Nevertheless, at nightfall, at the moment when the daylight is vanishing, especially in winter, at the hour when the twilight breeze tears from the elms their last russet leaves, when the darkness is deep and starless, or when the moon and the wind are making openings in the clouds and losing themselves in the shadows, this boulevard suddenly becomes frightful. The black lines sink inwards and are lost in the shades, like morsels of the infinite. The passer-by cannot refrain from recalling the innumerable traditions of the place which are connected with the gibbet. The solitude of this spot, where so many crimes have been committed, had something terrible about it. One almost had a presentiment of meeting with traps in that darkness; all the confused forms of the darkness seemed suspicious, and the long, hollow square, of which one caught a glimpse between each tree, seemed graves: by day it was ugly; in the evening melancholy; by night it was sinister.
In summer, at twilight, one saw, here and there, a few old women seated at the foot of the elm, on benches mouldy with rain. These good old women were fond of begging.
However, this quarter, which had a superannuated rather than an antique air, was tending even then to transformation. Even at that time any one who was desirous of seeing it had to make haste. Each day some detail of the whole effect was disappearing. For the last twenty years the station of the Orleans railway has stood beside the old faubourg and distracted it, as it does to-day. Wherever it is placed on the borders of a capital, a railway station is the death of a suburb and the birth of a city. It seems as though, around these great centres of the movements of a people, the earth, full of germs, trembled and yawned, to engulf the ancient dwellings of men and to allow new ones to spring forth, at the rattle of these powerful machines, at the breath of these monstrous horses of civilization which devour coal and vomit fire.
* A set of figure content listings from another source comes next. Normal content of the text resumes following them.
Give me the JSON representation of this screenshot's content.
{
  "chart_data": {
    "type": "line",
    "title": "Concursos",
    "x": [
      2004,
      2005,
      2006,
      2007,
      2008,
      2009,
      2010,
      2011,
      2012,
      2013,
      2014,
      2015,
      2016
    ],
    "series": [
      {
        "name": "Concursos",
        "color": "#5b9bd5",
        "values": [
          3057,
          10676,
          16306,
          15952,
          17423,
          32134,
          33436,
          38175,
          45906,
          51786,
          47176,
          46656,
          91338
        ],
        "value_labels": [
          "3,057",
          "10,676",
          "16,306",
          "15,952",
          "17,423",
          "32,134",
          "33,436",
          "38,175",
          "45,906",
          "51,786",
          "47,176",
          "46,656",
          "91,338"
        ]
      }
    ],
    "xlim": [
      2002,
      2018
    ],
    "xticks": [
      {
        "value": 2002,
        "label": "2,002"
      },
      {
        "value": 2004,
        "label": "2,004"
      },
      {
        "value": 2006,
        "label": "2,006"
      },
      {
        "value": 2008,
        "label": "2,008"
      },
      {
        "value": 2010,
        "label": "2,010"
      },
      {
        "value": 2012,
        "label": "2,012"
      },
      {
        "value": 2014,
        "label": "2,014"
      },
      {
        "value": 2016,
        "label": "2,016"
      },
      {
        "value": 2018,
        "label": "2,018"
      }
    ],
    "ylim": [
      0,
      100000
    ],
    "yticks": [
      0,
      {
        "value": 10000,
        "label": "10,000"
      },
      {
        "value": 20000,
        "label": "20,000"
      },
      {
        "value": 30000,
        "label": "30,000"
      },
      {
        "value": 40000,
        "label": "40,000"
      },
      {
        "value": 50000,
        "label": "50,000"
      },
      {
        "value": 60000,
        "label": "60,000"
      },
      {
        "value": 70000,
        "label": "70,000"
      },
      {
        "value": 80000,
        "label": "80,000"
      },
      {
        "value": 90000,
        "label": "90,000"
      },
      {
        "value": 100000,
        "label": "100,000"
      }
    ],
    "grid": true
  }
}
The old houses crumble and new ones rise.
Since the Orleans railway has invaded the region of the Salpêtrière, the ancient, narrow streets which adjoin the moats Saint-Victor and the Jardin des Plantes tremble, as they are violently traversed three or four times each day by those currents of coach fiacres and omnibuses which, in a given time, crowd back the houses to the right and the left; for there are things which are odd when said that are rigorously exact; and just as it is true to say that in large cities the sun makes the southern fronts of houses to vegetate and grow, it is certain that the frequent passage of vehicles enlarges streets. The symptoms of a new life are evident. In this old provincial quarter, in the wildest nooks, the pavement shows itself, the sidewalks begin to crawl and to grow longer, even where there are as yet no pedestrians. One morning,—a memorable morning in July, 1845,—black pots of bitumen were seen smoking there; on that day it might be said that civilization had arrived in the Rue de l'Ourcine, and that Paris had entered the suburb of Saint-Marceau.